In more chronic cases and often when mechanical insufficiency has not been corrected or improved, bone spurs build.
Things you can do NOW:
Fix mechanical issues.
Chances are you are most probably compensating some where in your body for the pain in another joint. This will most likely be subconscious and therefore you will be unaware of any gait (walking pattern) abnormality.
For example, a painful knee might cause rotation of the pelvis, torsion on the lower back and/or hip dysfunction.
Physical therapy and especially clinical Pilates are great ways to both diagnose and correct a muscular imbalance, as it’s a non-weight bearing exercise that strives to correct mal alignment and strengthening throughout the body. Correcting these imbalances could prevent further joint damage and degeneration.

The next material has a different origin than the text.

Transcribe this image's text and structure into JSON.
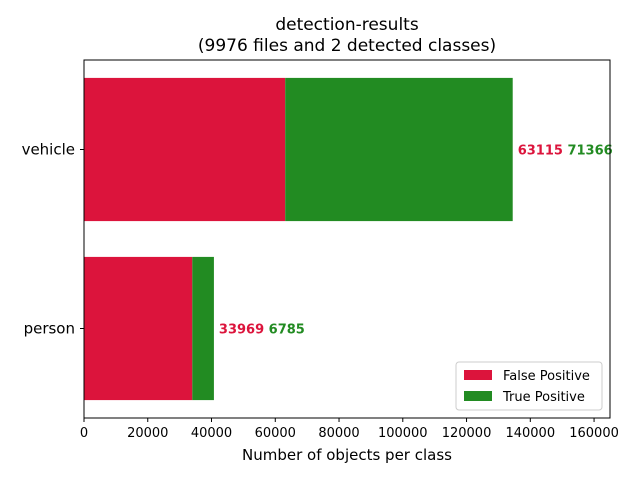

Another great form of non-weight bearing cardiovascular exercise is swimming or hydrotherapy, as long as it doesn’t aggravate the situation.
Fix the biological aspect.
Whilst there is no scientific evidence that Glucosamine chondroitin supplements work, there is more than sufficient anecdotal evidence. This supplement along with a good fish oil supplement (most are deficient) can aide the lubrication of the joints and decrease pain.
This supplement can take up to 6-8 weeks to build in the system and for you to notice a difference. This works for some and not others.
Most recently the use of turmeric supplements, mainly the active phytonutrient, curcumin has been found to be better than a placebo at reducing knee pain in arthritic patients. This was found at a level of 1000mg per day, therefore supplementation will likely be needed in order to consume a beneficial amount.
Consuming Turmeric (suplements or otherwise) along with dietary fats and black pepper has been found to increase absorption.
As you can see this is a developing subject so keep your eyes peeled and ears open!